For even more pics go here.
You know what that means? They want to learn it …and it should be incorporated into all medical school curriculums. It has been well studied to improve their learning in anatomy, physiology, and pathology… not to mention their patient care in their clinical years. It’s time. I’m excited to host it at Stanford for 2014!
The Dean of the School of Medicine at UC Irvine gave a quick speech welcoming the medical students about “Healthcare”: the practice, the word, and the meaning – and how that relates to ultrasound:
In a recent addition of the AAMC reporter, they discuss the FIRST ultrasound workshop held for the AAMC members and how medical students, like Kiah Bertaglio, at UC Irvine, feel the need for ultrasound in medical education is a must. I posted about this fun AAMC event, that I was lucky enough to be a part of with some of my heroes, previously for your reading pleasure while SUSME and AIUM announced 2013 as the Year of Ultrasound (YOU) – highlighted by AIUM Ultrasound First group, the Life in the Fast Lane bloggers, the Ultrasound Podcast folks, and, of course, little ole’ me on SonoSpot while highlighting the ACEP US Section and the immense amount of social media interest/bloggers/tweets on the topic of bedside ultrasound.

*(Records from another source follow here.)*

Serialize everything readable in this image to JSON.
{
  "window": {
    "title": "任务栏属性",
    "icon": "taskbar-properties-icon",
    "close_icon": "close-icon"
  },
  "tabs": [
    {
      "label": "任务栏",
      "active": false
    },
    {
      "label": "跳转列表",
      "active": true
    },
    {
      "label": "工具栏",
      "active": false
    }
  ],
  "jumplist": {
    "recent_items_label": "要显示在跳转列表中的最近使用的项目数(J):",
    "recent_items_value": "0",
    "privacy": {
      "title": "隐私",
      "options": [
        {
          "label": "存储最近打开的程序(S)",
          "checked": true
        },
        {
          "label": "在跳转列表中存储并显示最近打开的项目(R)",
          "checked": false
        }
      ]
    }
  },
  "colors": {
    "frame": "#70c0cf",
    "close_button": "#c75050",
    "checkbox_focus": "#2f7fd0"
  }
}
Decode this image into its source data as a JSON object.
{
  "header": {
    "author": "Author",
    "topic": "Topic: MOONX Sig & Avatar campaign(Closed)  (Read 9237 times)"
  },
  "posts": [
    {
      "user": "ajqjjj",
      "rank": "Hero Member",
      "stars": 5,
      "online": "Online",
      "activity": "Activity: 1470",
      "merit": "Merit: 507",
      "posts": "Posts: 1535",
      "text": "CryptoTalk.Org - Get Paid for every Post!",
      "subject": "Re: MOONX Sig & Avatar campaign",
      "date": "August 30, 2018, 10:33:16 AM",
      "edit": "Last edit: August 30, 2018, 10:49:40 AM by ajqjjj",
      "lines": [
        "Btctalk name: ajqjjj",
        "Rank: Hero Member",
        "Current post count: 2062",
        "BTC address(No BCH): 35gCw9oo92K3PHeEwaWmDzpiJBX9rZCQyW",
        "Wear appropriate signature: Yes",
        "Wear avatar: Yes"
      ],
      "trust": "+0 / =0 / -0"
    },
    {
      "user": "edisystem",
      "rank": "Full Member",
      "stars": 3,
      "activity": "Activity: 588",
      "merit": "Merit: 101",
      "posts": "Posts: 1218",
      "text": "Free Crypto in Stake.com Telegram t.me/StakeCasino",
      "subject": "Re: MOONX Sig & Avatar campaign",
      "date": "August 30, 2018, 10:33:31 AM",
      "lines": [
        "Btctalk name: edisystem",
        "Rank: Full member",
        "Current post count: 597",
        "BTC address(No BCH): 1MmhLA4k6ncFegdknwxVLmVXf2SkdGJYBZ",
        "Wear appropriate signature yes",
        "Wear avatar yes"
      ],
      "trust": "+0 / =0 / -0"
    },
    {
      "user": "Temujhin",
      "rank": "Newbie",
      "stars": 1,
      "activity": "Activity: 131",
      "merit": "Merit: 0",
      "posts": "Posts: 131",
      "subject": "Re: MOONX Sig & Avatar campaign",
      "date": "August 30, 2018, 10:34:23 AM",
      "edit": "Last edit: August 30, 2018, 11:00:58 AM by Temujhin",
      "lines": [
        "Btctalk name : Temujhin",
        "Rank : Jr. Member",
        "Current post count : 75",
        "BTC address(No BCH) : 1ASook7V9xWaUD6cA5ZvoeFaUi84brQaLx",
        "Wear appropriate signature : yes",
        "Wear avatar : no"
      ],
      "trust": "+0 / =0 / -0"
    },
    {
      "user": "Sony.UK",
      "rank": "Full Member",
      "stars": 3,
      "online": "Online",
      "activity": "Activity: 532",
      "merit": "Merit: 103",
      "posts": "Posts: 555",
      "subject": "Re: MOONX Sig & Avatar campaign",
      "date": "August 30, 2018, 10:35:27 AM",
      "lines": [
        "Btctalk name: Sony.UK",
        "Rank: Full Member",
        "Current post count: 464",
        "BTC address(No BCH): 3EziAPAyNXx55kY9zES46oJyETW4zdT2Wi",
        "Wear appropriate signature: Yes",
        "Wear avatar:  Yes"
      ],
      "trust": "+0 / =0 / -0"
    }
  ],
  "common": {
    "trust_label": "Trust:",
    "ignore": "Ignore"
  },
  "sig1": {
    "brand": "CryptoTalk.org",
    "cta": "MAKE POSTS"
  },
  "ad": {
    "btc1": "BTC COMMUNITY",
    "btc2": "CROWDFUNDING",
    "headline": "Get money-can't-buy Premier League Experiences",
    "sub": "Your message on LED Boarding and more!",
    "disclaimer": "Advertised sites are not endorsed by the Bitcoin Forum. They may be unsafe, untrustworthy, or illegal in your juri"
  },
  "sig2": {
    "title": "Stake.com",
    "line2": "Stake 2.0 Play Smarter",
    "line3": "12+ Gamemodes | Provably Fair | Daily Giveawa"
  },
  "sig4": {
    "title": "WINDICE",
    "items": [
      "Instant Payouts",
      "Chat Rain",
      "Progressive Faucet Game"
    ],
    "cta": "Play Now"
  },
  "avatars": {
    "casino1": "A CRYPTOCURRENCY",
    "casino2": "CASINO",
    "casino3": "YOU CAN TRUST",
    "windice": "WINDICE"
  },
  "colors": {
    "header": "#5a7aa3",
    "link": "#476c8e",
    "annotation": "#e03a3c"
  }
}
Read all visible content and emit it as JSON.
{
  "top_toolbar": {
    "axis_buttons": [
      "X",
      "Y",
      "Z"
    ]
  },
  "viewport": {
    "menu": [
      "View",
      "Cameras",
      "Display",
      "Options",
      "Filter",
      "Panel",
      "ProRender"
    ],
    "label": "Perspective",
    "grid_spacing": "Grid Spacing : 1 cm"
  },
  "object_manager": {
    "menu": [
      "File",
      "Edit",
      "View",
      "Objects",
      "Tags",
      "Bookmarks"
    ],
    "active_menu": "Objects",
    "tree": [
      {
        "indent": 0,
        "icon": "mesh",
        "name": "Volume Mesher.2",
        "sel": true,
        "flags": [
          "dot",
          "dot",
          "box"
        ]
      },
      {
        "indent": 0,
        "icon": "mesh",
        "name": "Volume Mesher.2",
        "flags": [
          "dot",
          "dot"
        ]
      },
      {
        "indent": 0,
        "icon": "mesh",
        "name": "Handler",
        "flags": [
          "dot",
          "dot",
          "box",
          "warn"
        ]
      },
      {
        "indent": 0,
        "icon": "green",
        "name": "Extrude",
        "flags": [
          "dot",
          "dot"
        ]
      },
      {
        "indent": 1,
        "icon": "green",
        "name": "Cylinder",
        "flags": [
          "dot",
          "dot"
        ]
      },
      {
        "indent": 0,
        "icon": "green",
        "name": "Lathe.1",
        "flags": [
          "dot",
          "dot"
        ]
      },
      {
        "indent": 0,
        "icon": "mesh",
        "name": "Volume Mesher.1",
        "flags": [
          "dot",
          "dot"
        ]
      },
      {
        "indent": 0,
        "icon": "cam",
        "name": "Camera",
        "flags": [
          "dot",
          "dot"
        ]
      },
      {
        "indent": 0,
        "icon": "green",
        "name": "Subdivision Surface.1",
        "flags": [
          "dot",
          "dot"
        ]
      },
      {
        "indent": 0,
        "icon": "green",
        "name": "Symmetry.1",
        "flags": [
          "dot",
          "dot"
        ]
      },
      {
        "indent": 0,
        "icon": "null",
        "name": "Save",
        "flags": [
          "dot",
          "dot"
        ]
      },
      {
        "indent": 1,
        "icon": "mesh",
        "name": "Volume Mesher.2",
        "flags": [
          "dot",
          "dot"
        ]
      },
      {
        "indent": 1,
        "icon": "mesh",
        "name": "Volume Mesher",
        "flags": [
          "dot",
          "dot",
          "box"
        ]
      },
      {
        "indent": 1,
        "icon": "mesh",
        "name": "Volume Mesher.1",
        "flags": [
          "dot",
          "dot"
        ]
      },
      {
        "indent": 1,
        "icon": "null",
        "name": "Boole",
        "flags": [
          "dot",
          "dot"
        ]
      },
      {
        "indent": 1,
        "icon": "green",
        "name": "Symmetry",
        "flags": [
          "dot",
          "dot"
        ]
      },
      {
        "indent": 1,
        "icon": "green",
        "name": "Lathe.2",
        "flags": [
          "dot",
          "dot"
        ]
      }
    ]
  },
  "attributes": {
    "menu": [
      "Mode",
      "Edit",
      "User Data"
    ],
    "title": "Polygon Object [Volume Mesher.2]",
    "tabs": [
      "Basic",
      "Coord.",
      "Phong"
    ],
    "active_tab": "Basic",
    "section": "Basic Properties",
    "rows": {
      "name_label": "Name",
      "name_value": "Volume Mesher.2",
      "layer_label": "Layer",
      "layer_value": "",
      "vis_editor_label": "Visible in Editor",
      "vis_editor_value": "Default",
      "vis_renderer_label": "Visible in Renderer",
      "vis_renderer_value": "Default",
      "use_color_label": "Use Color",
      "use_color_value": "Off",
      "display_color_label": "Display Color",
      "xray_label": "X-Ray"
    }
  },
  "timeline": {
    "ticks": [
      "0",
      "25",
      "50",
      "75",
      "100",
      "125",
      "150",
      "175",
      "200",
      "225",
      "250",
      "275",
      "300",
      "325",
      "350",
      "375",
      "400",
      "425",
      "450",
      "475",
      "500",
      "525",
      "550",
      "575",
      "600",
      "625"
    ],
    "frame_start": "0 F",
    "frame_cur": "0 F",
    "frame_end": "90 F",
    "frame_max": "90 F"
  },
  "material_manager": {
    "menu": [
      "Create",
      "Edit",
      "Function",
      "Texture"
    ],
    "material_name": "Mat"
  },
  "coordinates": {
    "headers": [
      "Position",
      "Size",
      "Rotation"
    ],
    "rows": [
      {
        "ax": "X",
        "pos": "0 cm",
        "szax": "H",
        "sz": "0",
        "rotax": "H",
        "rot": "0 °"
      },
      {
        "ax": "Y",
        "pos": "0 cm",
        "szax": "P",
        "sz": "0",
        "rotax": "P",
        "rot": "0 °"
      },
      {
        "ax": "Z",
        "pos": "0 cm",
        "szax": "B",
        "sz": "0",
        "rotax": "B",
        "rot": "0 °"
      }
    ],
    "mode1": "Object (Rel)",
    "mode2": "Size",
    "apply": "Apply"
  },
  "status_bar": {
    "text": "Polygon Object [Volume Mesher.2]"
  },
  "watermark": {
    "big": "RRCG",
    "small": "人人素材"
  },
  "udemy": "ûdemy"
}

In the AAMC Reporter. they state: “With rapid advancements in ultrasound technology, …a handful of the nation’s medical schools make ultrasound training a standard part of the curriculum. And there is a push to encourage more schools to use ultrasound….South Carolina is one of the first schools to implement a four-year interdisciplinary ultrasound curriculum. The program started in 2006 and is based on a training model for emergency medical workers. First- and second-year students learn how to read scans during lectures and lab sessions and through Web-based learning modules. In the third and fourth years, students use hand-held ultrasound devices to examine their first patients…..Richard Hoppmann, M.D., dean at South Carolina who also helped form SUSME, considers hand-held ultrasound devices the “stethoscopes of the 21st century.” “The technology is already here. What is lagging behind is the health care workforce who is knowledgeable and skilled in the appropriate use of these devices,” said Hoppmann, who stressed the importance of proper training….This portability allows doctors to perform bedside exams to detect acute emergencies such as internal bleeding, collapsed lungs, and intestinal obstructions. Ultrasound can be used to guide catheters with more accuracy, decreasing patient discomfort and saving time for staff. In addition, ultrasound is safer than other types of imaging because it does not emit potentially harmful radiation.
[A medical student said “It makes it exponentially easier to see real things, happening to real patients in real time. You are better able to identify something if you have seen it before.”] He added that seeing things in real time has a powerful effect on patients. Clarkson recalled one patient who, after viewing fluid buildup impairing his heart and kidneys on an ultrasound, realized he needed to improve his diet and take his medication….Like South Carolina, the University of California, Irvine, School of Medicine (UC Irvine), offers a four-year fully integrated ultrasound curriculum—the only one of its kind in California. What started in 2003 as a fourth-year elective in emergency ultrasound has expanded across the entire continuum….Students at UC Irvine have shown an extracurricular interest, organizing an Ultrasound in Medical Education Interest Group with guest lecturers and hands-on sessions. …Kiah Bertaglio, a third-year medical student at UC Irvine, helped arrange [UltraFest]. “The response was overwhelming and shows how important tomorrow’s doctors and health care workers see portable ultrasound becoming. It provided an incredible opportunity for students to learn and improve bedside ultrasound skills in multiple fields,” she said. Efforts to reach this goal are picking up at medical schools and teaching hospitals. The emergency medicine department at the Ohio State University Wexner Medical Center, East Virginia Medical School, and Wayne State University School of Medicine are incorporating ultrasound residency programs and fellowships. If this trend continues, Hoppmann predicts the technology could become a core competency that will enhance patient care across the board.”